Which model runs the loop, and what does a security check cost?

The default is Claude Haiku 4.5, pinned as claude-haiku-4-5-20251001 at /Users/matthewdi/assrt-mcp/src/core/agent.ts line 9. A typical security #Case is twenty to thirty steps (login as user A, do thing, log out, login as user B, try thing, assert), where each step is one snapshot plus one action plus one short reasoning turn. At Haiku April 2026 rates that lands on the order of a few cents per scenario; running ten such checks every CI build is well under a dollar per build. Provider is pluggable: the Gemini path lives at lines 342-367 with default gemini-3.1-pro-preview, so you can run the same scenarios on a different model if you want a second opinion.

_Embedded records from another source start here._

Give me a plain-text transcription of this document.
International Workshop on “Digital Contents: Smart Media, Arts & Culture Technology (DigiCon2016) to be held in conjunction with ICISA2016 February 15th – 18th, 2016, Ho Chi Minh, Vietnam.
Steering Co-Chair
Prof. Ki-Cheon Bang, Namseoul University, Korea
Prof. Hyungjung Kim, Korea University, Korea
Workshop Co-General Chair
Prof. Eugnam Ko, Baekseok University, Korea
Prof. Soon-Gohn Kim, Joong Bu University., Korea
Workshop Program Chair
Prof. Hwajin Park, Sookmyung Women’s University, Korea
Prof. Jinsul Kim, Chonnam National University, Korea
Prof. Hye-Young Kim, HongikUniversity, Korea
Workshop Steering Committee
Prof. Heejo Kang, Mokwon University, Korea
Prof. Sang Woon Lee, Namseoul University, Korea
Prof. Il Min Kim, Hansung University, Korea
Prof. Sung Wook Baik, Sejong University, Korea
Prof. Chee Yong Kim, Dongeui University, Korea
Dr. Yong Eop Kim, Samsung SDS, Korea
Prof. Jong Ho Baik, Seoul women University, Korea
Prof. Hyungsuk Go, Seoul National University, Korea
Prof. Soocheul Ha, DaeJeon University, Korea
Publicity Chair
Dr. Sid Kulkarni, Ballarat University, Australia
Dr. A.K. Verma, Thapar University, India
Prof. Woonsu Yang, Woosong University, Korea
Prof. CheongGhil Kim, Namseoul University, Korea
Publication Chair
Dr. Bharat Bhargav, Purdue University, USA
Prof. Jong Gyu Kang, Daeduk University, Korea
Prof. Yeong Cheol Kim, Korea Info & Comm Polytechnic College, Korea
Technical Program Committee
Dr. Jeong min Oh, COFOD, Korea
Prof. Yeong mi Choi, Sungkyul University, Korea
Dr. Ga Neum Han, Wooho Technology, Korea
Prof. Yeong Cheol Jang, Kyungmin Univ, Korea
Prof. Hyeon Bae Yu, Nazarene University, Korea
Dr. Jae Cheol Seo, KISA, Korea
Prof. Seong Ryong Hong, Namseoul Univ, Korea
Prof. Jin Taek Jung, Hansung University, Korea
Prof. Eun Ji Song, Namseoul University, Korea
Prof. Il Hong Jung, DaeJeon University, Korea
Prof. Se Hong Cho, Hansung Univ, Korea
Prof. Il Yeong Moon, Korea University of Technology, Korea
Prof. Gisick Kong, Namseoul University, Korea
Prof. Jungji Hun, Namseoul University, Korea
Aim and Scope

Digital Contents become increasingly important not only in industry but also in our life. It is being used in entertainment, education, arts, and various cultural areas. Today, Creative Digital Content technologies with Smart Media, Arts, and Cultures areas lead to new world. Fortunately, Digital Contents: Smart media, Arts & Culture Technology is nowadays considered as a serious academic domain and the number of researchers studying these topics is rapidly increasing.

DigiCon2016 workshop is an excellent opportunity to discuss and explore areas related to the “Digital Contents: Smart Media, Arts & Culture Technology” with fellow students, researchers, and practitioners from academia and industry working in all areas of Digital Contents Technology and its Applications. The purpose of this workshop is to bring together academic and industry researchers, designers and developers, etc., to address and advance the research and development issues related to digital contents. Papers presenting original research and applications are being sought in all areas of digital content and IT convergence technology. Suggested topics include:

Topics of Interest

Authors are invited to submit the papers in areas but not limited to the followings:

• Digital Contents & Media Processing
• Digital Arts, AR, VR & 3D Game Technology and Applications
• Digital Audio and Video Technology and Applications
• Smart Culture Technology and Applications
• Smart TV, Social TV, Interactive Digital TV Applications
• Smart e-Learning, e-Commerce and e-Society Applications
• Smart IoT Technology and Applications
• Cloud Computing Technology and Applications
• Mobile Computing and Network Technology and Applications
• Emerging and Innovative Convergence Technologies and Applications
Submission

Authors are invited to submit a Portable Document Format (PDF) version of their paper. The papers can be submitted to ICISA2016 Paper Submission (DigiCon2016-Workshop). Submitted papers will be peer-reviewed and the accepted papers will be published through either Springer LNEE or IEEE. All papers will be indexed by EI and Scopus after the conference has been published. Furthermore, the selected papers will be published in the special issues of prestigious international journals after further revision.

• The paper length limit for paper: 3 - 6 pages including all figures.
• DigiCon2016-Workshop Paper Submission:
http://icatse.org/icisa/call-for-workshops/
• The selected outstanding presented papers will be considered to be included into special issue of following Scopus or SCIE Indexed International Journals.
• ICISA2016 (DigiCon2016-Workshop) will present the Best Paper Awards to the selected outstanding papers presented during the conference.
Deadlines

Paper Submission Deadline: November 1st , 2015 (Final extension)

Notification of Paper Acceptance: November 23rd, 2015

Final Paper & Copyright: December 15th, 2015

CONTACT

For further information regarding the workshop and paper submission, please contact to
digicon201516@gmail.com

What about prompt-injection and AI-specific security testing?

That is a different topic and a real one, but it is not what this page is about. If your app embeds an LLM (chatbots, agentic features, retrieval-augmented generation), you also want a separate set of #Case files that send hostile inputs (system-prompt extraction, tool-call hijacking, output-poisoning) and verify the model refuses or the application sanitises. The agent loop here is just a runner; the scenario you write decides whether it is exercising an authorisation gate or a guardrail. Both are valid uses, both produce the same TestReport shape, both can fail a CI build the same way.

Is the whole thing actually open source?

Yes. The MCP server lives at github.com/m13v/assrt-mcp under the MIT license. The Playwright MCP package it spawns (@playwright/mcp) is Microsoft's, also open source. There is an optional hosted runner at app.assrt.ai for sharing results in a browser, but the local CLI produces identical reports without it. There is no proprietary YAML, no closed-source rule engine, no monthly per-seat fee. The npm package's dependencies are listed in plain view: @anthropic-ai/sdk, @google/genai, @modelcontextprotocol/sdk, @playwright/mcp.